The middle school is in its fourth year of operation and has consistently ranked among Miami-Dade's top public schools. Last year the school received the second-highest FCAT scores of any middle school in the county. Executive director Fred Damianos, a former principal with 31 years in the Miami-Dade school system, has the scores stapled proudly to his office wall, along with a rendering of a permanent building the school plans to construct across the street. He attributes the success of the school to its smallness -- just 180 students, 9 teachers, and 6 assistant teachers. A third of the students are in gifted classes. The school also receives the attention of several of Barry University's teaching programs. "We have nine counselors who will have their master's degrees in a year," Damianos says. "It's a luxury. Where I came from in the public sector, there were 435 children to one counselor."

The smallness of most charter schools is the main reason why so many parents and their kids are filling them as fast as they can be opened. Davine Scarlett, a tall brown-skinned girl with gold hoop earrings, is in Deedee Conte's eighth-grade gifted class. "I came from a big school," she says. "I thought, They're going to put me in portables?! But once I got here ... you know everybody, and everybody knows you.

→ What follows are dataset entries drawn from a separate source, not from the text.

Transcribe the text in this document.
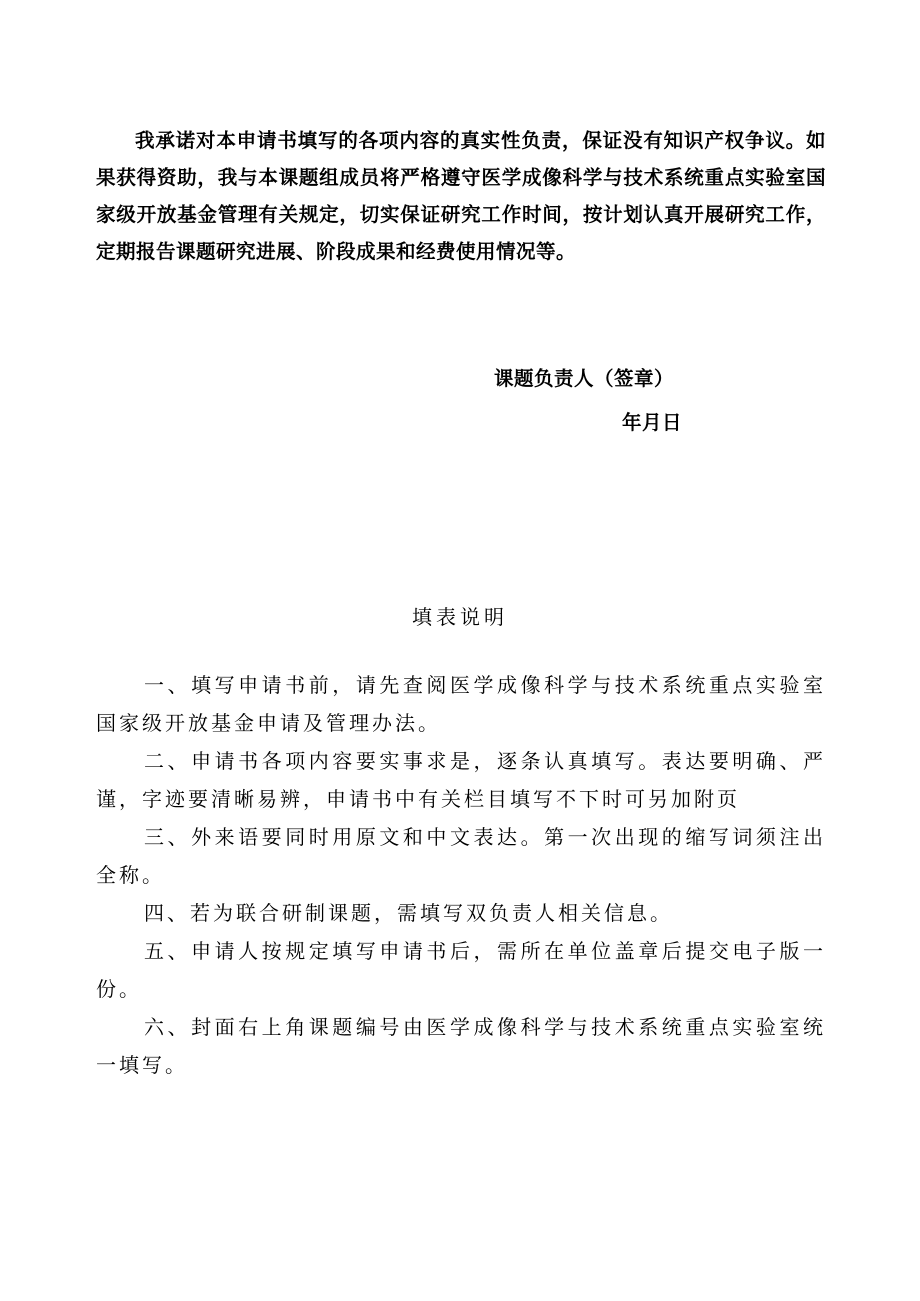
我承诺对本申请书填写的各项内容的真实性负责，保证没有知识产权争议。如果获得资助，我与本课题组成员将严格遵守医学成像科学与技术系统重点实验室国家级开放基金管理有关规定，切实保证研究工作时间，按计划认真开展研究工作，定期报告课题研究进展、阶段成果和经费使用情况等。

课题负责人（签章）
年月日
填表说明

一、填写申请书前，请先查阅医学成像科学与技术系统重点实验室国家级开放基金申请及管理办法。

二、申请书各项内容要实事求是，逐条认真填写。表达要明确、严谨，字迹要清晰易辨，申请书中有关栏目填写不下时可另加附页

三、外来语要同时用原文和中文表达。第一次出现的缩写词须注出全称。

四、若为联合研制课题，需填写双负责人相关信息。

五、申请人按规定填写申请书后，需所在单位盖章后提交电子版一份。

六、封面右上角课题编号由医学成像科学与技术系统重点实验室统一填写。
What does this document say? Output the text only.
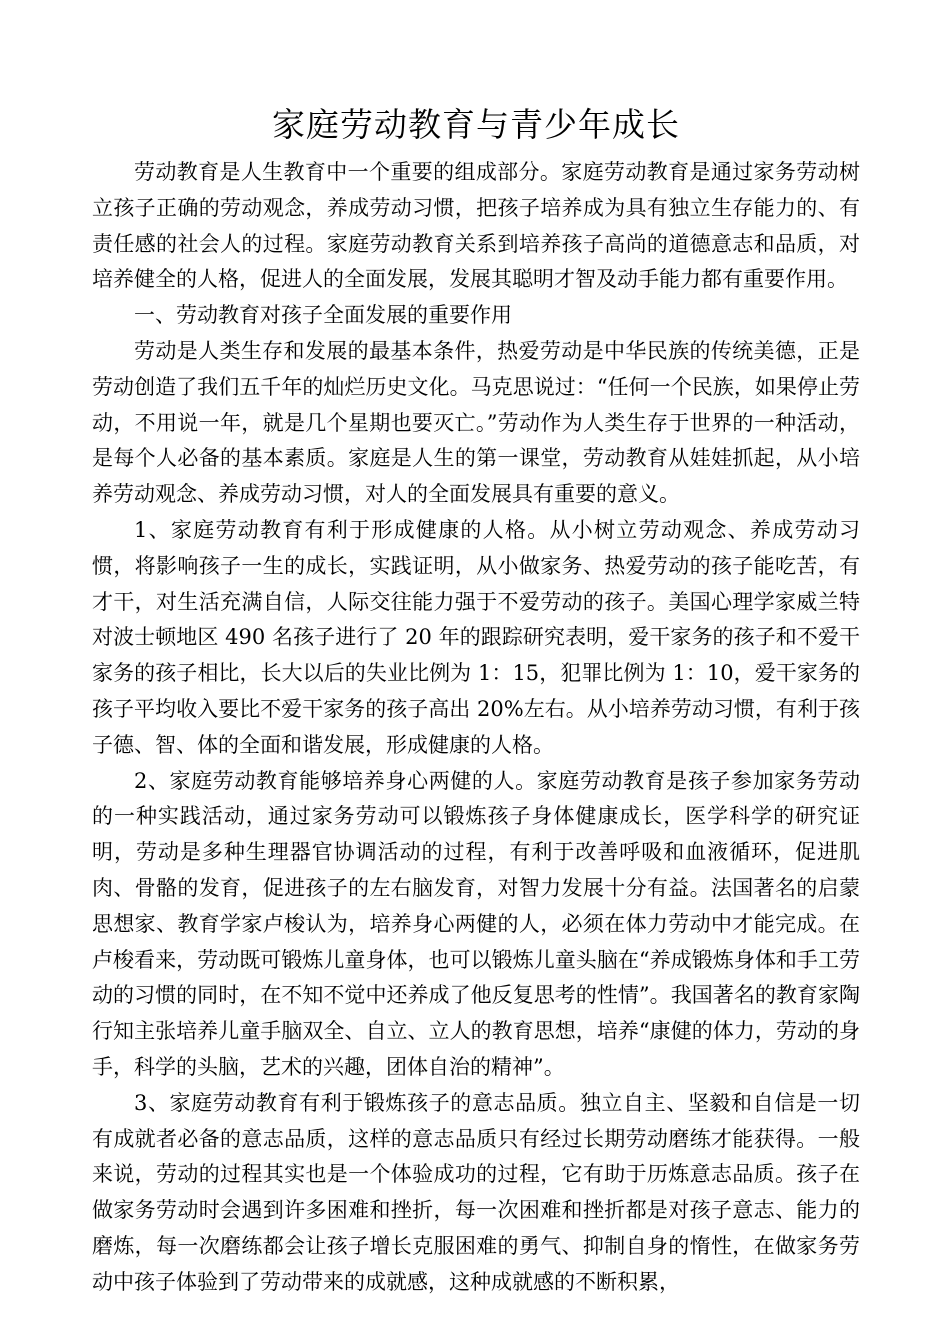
家庭劳动教育与青少年成长

劳动教育是人生教育中一个重要的组成部分。家庭劳动教育是通过家务劳动树立孩子正确的劳动观念，养成劳动习惯，把孩子培养成为具有独立生存能力的、有责任感的社会人的过程。家庭劳动教育关系到培养孩子高尚的道德意志和品质，对培养健全的人格，促进人的全面发展，发展其聪明才智及动手能力都有重要作用。

一、劳动教育对孩子全面发展的重要作用

劳动是人类生存和发展的最基本条件，热爱劳动是中华民族的传统美德，正是劳动创造了我们五千年的灿烂历史文化。马克思说过：“任何一个民族，如果停止劳动，不用说一年，就是几个星期也要灭亡。”劳动作为人类生存于世界的一种活动，是每个人必备的基本素质。家庭是人生的第一课堂，劳动教育从娃娃抓起，从小培养劳动观念、养成劳动习惯，对人的全面发展具有重要的意义。

1、家庭劳动教育有利于形成健康的人格。从小树立劳动观念、养成劳动习惯，将影响孩子一生的成长，实践证明，从小做家务、热爱劳动的孩子能吃苦，有才干，对生活充满自信，人际交往能力强于不爱劳动的孩子。美国心理学家威兰特对波士顿地区 490 名孩子进行了 20 年的跟踪研究表明，爱干家务的孩子和不爱干家务的孩子相比，长大以后的失业比例为 1：15，犯罪比例为 1：10，爱干家务的孩子平均收入要比不爱干家务的孩子高出 20%左右。从小培养劳动习惯，有利于孩子德、智、体的全面和谐发展，形成健康的人格。

2、家庭劳动教育能够培养身心两健的人。家庭劳动教育是孩子参加家务劳动的一种实践活动，通过家务劳动可以锻炼孩子身体健康成长，医学科学的研究证明，劳动是多种生理器官协调活动的过程，有利于改善呼吸和血液循环，促进肌肉、骨骼的发育，促进孩子的左右脑发育，对智力发展十分有益。法国著名的启蒙思想家、教育学家卢梭认为，培养身心两健的人，必须在体力劳动中才能完成。在卢梭看来，劳动既可锻炼儿童身体，也可以锻炼儿童头脑在“养成锻炼身体和手工劳动的习惯的同时，在不知不觉中还养成了他反复思考的性情”。我国著名的教育家陶行知主张培养儿童手脑双全、自立、立人的教育思想，培养“康健的体力，劳动的身手，科学的头脑，艺术的兴趣，团体自治的精神”。

3、家庭劳动教育有利于锻炼孩子的意志品质。独立自主、坚毅和自信是一切有成就者必备的意志品质，这样的意志品质只有经过长期劳动磨练才能获得。一般来说，劳动的过程其实也是一个体验成功的过程，它有助于历炼意志品质。孩子在做家务劳动时会遇到许多困难和挫折，每一次困难和挫折都是对孩子意志、能力的磨炼，每一次磨练都会让孩子增长克服困难的勇气、抑制自身的惰性，在做家务劳动中孩子体验到了劳动带来的成就感，这种成就感的不断积累，
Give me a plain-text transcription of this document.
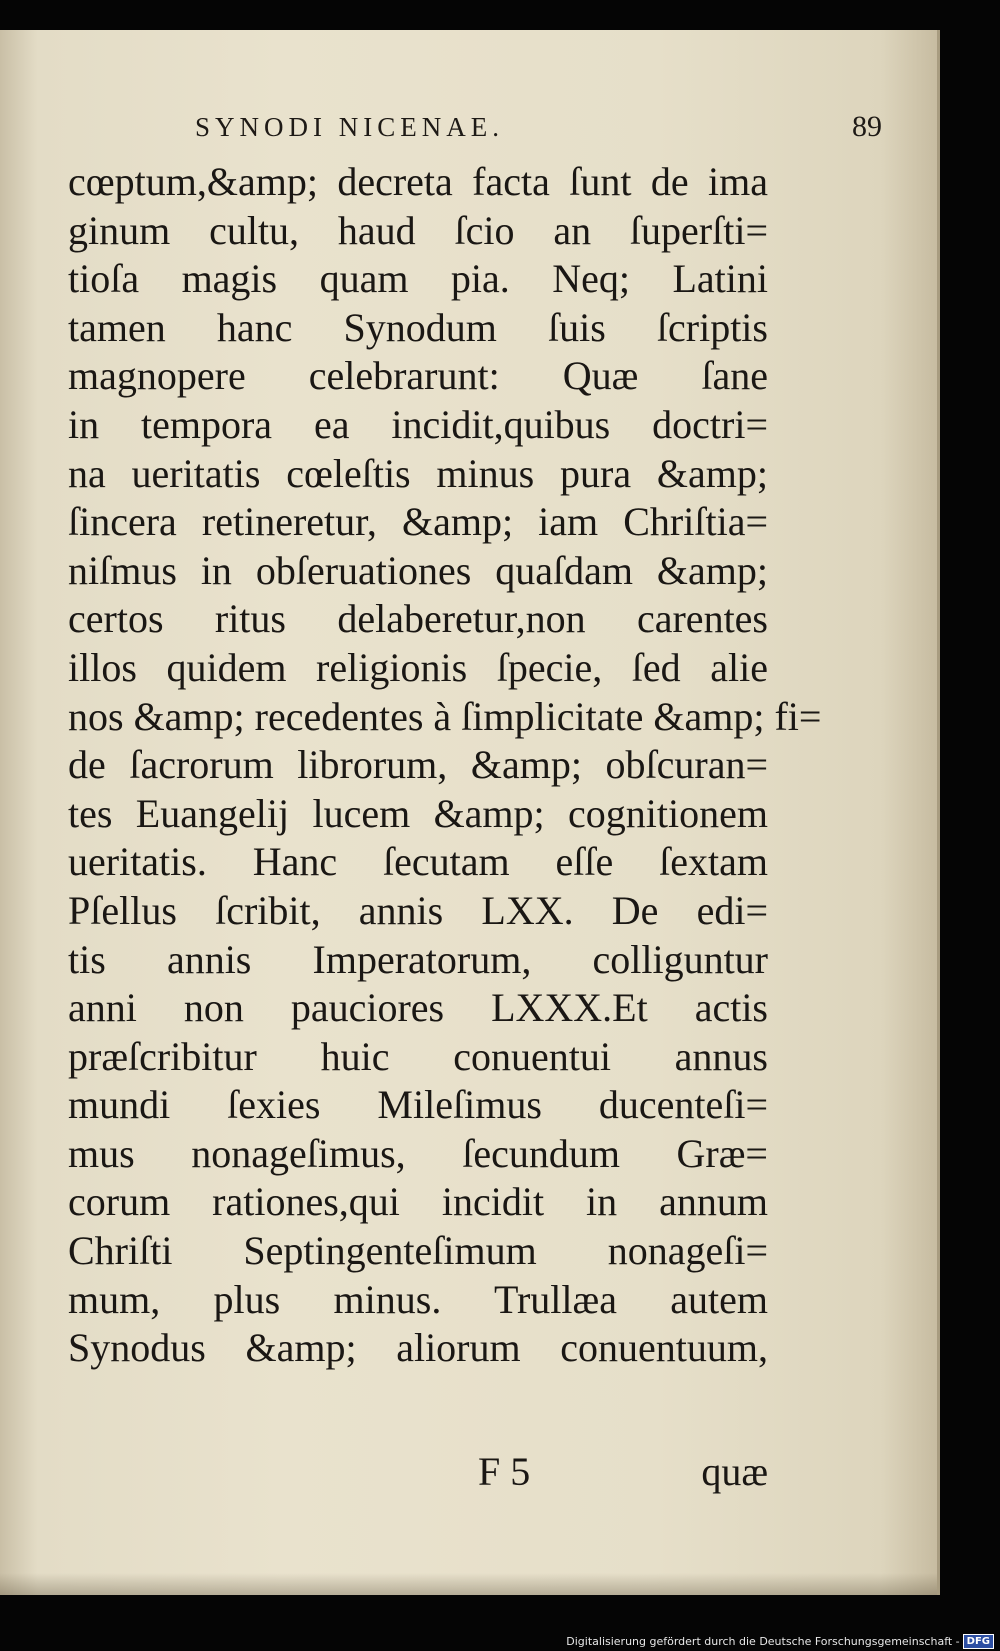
SYNODI NICENAE.	89
cœptum,&amp; decreta facta ſunt de ima
ginum cultu, haud ſcio an ſuperſti=
tioſa magis quam pia. Neq; Latini
tamen hanc Synodum ſuis ſcriptis
magnopere celebrarunt: Quæ ſane
in tempora ea incidit,quibus doctri=
na ueritatis cœleſtis minus pura &amp;
ſincera retineretur, &amp; iam Chriſtia=
niſmus in obſeruationes quaſdam &amp;
certos ritus delaberetur,non carentes
illos quidem religionis ſpecie, ſed alie
nos &amp; recedentes à ſimplicitate &amp; fi=
de ſacrorum librorum, &amp; obſcuran=
tes Euangelij lucem &amp; cognitionem
ueritatis. Hanc ſecutam eſſe ſextam
Pſellus ſcribit, annis LXX. De edi=
tis annis Imperatorum, colliguntur
anni non pauciores LXXX.Et actis
præſcribitur huic conuentui annus
mundi ſexies Mileſimus ducenteſi=
mus nonageſimus, ſecundum Græ=
corum rationes,qui incidit in annum
Chriſti Septingenteſimum nonageſi=
mum, plus minus. Trullæa autem
Synodus &amp; aliorum conuentuum,
F 5	quæ
Digitalisierung gefördert durch die Deutsche Forschungsgemeinschaft - DFG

Here you learn relationships like in the real world."

Damianos smiles as he thinks about how fast the education world that he knew as a high school principal is changing. And despite the mistakes made by some charter schools, he believes the movement as a whole will only improve the accountability of public education. "Regular public schools as we knew them five years ago and regular private schools are not the only game in town," he offers. "Clearly you're going to find some better, some the same, and some worse."

Magaly Abrahante at the school district tends to agree. But she offers the caveat that parents must ultimately decide which educational choices are good enough for their children. "Public education is at the core of the country, and the core is changing. It's scary, and it's exciting. But choice just for the sake of choice is nothing. The key will be, can we make parents educated consumers of education?"